Ask Your Customers What They Think
You can start with NPS surveys. NPS (Net Promoter Score) surveys aren’t a new system, but they’re time-tested and straightforward to administer. You simply ask your customers to answer questions on a scale of one to ten, usually starting with some variation of “How likely are you to recommend our product to a friend or colleague?” Then, simply break down your customer list by their responses:
- Anyone who answers a 9 or 10 is a “promoter” who loves your product and will tell other people about it. You want to keep them happy, but they don’t need much extra attention.
- Anyone who answers with a 7 or 8 is a “passive.” They’re satisfied with the product, but they’d switch if they found a better option. They’re not likely to talk down about you, but they’re not selling your product either. With a little extra attention, you can turn these people into promoters.

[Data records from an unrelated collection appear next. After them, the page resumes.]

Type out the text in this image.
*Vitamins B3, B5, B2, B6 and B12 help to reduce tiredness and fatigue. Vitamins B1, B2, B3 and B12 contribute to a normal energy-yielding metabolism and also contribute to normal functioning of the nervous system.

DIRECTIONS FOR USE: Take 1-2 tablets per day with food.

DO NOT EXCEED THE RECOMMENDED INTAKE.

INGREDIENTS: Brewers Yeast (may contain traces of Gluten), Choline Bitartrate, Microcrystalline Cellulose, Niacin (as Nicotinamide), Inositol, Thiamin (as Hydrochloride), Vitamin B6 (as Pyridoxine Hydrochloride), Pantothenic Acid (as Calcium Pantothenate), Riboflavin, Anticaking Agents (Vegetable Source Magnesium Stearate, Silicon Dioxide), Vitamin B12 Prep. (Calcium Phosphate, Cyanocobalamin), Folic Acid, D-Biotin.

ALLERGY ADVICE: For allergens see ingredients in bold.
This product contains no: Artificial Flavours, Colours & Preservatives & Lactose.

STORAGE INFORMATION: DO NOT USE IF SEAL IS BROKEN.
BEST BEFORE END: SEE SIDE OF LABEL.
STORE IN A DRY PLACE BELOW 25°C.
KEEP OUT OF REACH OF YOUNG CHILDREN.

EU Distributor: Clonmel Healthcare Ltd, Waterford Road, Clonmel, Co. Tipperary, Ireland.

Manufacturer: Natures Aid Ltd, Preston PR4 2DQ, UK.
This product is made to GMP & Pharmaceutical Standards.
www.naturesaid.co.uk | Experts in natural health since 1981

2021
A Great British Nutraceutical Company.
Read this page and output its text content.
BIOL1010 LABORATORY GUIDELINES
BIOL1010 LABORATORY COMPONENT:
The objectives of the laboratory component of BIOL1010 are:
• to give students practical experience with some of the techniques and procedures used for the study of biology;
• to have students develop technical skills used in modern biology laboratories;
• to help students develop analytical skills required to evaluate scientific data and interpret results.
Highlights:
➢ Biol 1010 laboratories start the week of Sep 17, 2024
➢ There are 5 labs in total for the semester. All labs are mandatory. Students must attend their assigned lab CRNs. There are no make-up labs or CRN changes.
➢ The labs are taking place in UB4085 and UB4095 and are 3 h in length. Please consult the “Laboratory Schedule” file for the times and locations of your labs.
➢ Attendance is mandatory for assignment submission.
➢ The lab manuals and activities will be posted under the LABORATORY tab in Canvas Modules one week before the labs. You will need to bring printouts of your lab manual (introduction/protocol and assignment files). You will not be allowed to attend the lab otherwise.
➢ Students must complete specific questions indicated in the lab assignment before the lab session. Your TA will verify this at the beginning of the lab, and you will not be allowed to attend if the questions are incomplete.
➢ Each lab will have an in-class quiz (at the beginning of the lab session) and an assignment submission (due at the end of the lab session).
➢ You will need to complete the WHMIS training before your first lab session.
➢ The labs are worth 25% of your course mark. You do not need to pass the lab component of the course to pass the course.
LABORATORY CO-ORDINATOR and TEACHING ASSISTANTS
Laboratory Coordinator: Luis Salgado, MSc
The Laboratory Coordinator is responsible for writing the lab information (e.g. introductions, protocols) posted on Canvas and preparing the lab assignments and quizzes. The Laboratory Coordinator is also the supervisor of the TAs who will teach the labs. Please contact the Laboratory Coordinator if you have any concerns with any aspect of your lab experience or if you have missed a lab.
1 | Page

- Anyone who answers a six or below is a “detractor.” As of right now, they’re not happy with your product and probably won’t purchase it again. They might even be actively complaining about you online, which is hurting your reputation. Every company has detractors, but if their numbers start to become worrying, you need to reach out to them and find out what’s wrong.
You can generate NPS-based segments with just the single question we mentioned above, but you can also get much more granular with the questions you ask them, focusing on specific features instead of the product or company as a whole. For example:
- How easy was it for you to begin using our product?
- How integral is our product to your daily life or workflow?
- How likely are you to renew your subscription at the end of this term?
- Do you think the pricing for this product is fair?
- How satisfied have you been with the service you’ve received from this product?
And so on. Each of these questions will divide your customers into segments that you can triage accordingly, either rewarding their loyalty, giving them a helpful nudge, or diving into why they’re so unsatisfied.
NPS surveys aren’t the only tool you can use for this kind of segmentation. If you’ve got a big social media following, use it! There are plenty of online tools to create surveys, like SurveyMonkey, Qualtrics, Google Forms, and more, that will give you a robust analysis of your results. Create a survey on one of those platforms and send it out to all your social followers. It won’t be as easy to connect social accounts to individual people in your CRM, but you’ll still get a sense of what people like and don’t like about your product and your company.
More Ways to Segment Your Audience
Some other segmentation methods to try include:
- Demographics: look for correlations between demographics and the metrics we’ve talked about above. Do young people have an easier time getting to know your product? Do people in specific industries use it more often?
- Usage: segmenting your customers by how often or how much they use your product can be extremely useful. Some might use it every day, while others only check on it once a month. Their needs — and your messaging — will be different.
- Onboarding outcomes: you want to know that your customers came out the other end of your onboarding process with a thorough understanding of how to use the product. If they jump right into all the features, you know it’s been a success. If they don’t, they might need more help.
There’s no limit to the amount of segmentation you can do as long as it’s useful. If you create segments based on your customers’ hair color and it doesn’t get you any actionable information, you can just scrap those segments and try something else.